The emergence of a multitude of Protestant churches, each with their own detailed opinions on the Bible and the faith, led to what MacCulloch calls a “competitive religious market”. For the first time in Christian history, people had a choice about what to believe. Often enough this choice was made by kings and princes who then enforced their creed with violence. But there were areas of religious tolerance—in the Netherlands, Transylvania, and eventually England—where ordinary people really could “shop around” in a marketplace of religious ideas. This freedom, combined with the emerging culture of market capitalism, allowed people to see their faith as something chosen by an individual rather than handed down by their parents or their king.

This is where it comes back to fantasy novels. When you make a statement of faith, you aren’t just saying what you believe about God, the Church, or right and wrong; you’re also saying what you believe about the shape of the world. You’re doing worldbuilding.

If this seems like a stretch, remember that one of the biggest disagreements Martin Luther had with the Catholic Church was that he denied the existence of Purgatory: an entire sub-world, one quarter of the overall Catholic cosmology. For Luther, Purgatory was not lore accurate, and he did not accept it into his headcanon.

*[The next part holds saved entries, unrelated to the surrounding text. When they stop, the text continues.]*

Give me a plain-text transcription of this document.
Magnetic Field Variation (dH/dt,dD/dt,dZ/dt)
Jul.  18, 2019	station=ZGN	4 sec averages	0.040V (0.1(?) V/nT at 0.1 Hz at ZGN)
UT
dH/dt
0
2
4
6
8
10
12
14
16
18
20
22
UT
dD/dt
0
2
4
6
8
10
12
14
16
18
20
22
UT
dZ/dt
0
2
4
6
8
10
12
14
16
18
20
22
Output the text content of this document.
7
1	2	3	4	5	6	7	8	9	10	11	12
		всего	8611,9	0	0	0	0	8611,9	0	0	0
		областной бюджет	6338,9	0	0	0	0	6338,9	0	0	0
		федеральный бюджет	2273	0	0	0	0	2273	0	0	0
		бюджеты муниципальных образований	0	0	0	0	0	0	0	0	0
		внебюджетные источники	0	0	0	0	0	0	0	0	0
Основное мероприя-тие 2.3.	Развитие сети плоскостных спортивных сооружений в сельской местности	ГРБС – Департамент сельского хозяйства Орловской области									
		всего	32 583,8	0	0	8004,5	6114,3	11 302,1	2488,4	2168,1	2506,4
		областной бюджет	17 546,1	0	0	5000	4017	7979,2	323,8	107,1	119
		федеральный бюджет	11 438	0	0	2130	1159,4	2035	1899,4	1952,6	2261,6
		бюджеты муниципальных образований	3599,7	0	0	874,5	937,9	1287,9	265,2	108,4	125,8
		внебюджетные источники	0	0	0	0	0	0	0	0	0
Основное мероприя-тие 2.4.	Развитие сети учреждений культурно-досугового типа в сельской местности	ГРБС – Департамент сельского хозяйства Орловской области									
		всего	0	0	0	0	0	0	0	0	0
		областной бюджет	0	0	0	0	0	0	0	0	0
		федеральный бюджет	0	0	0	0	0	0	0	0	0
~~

An extremely crowded image containing a host of angels in Heaven surrounding Jesus Christ, humans on Earth, and below them is Hell filled with flames, demons and suffering sinners, some of whom are in the midst of being swallowed by grotesque beasts.
Christian worldbuilding. Vank Cathedral, Isfahan

So now we have not just a “marketplace of ideas” but a “marketplace of cosmologies”. You could choose which version of the universe you believed in. Over time, the logic of the market turned these universes into commodities, things that could be owned by an individual. We can see that process reflected in the way that religious beliefs became more and more personalised over the following centuries. Perhaps the purest expression of this trend was William Blake, who created a personal mythology that was part imagination, part vision, populated with its own deities. But there were many other visionary “worldbuilders” in this era, from Emanuel Swedenborg (who wrote detailed descriptions of his journeys through Heaven and Hell) to Helena Blavatsky (who described a spiritual prehistory of the Earth and the fall of Atlantis).

All of this leads back again to Dunsany’s Gods of Pegāna at the beginning of the 20thcentury. Among this “marketplace” of personal mythologies, it was not so great a stretch for Dunsany to try inventing one of his own, and finally discarded the sacred aspect of the story altogether.

It’s interesting that Tolkien, the writer who did the most to popularise “worldbuilding” in the mainstream consciousness, wished to take it back to its religious roots. He considered the creation of new worlds to be a sacred task. “It may be a far-off gleam or echo of evangelium in the real world,” he writes in “On Fairy-Stories” (1939).

In Tolkien’s view, the work of the fantasy writer imitates God, and therefore glorifies Him. But for modern fantasy writers, God is most often removed from the equation altogether. There is only the human author, wielding absolute power over their fictional domain.

Today, independent secondary worlds are a disposable commodity. Whole universes are invented for a single novel, a single short story. Fans grow their own mini-worlds in form of alternate-universe fanfics. Dungeon Masters sketch out pantheons on scrap paper a few hours before their game night is due to begin.

None of this is to say we should go back to a time when there was only one world. But it’s worth remembering how fresh this all is; how, almost within living memory, the ordinary entertainments of today were something new and strange.